Dressed as always smartly and armed with his Fender Precision Bass, Tacuma guided the team through a medley of fire-breathing groove. His bass lines sometimes suggested patterns traceable to Billy “Bass” Nelson of Funkadelic or even Larry Graham. But emerging from this groove, a flair for improvisation and a vocabulary that dazzled and surprised the crowd.
Carter, one of the most meticulous and powerful saxophonists of any generation, unleashed a torrent of melodies and sounds representing the history of his instrument.

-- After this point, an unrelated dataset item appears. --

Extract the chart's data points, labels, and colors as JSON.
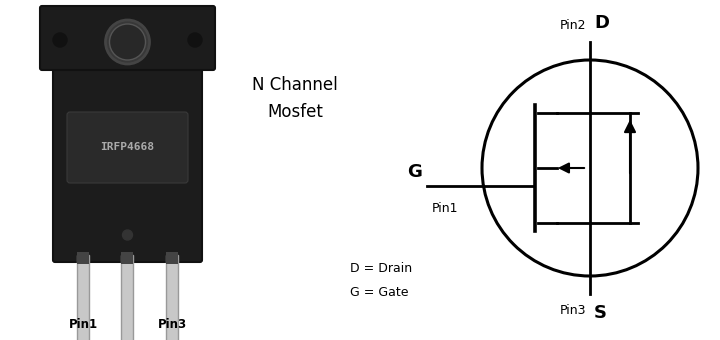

And while many bands in this setup would employ a pianist or keyboardist, Morelli’s guitar proved to be better suited to the music. Its harmonic underpinning was flexible and forceful enough to allow Carter maximum freedom – and when Morelli stepped forward as a soloist, his rock intensity was central to the band’s sound.
Weston and Tacuma have been tight rhythm partners since their teenage years, when they both starred in Ornette Coleman’s Prime Time. His pace took no prisoners, while supporting almost anything Carter or Morelli put forth. As Tacuma says of the band’s process, “It’s easy to play a full concert without preconceived compositions, but in our improvisations we can sometimes add our compositions as well.”
At a supper club like SOUTH, patrons can sometimes be lulled into passive listening to the splendor of the food. But with Tacuma’s quartet in full swing, even cornbread came second. On Saturday, the Outside Improvised & Creative Music Festival moves to the Painted Bride Art Center at 5212 Market Street — with “Strings and Things,” Tacuma’s trio with guitarist Mary Halvorson and drummer Tomas Fujiwara, likely to get away with it again better in terms of reach and immediacy.
This performance will occur both in person and in VR (virtual reality); admission is $25 (in person) or $20 (VR), respectively, available for purchase here.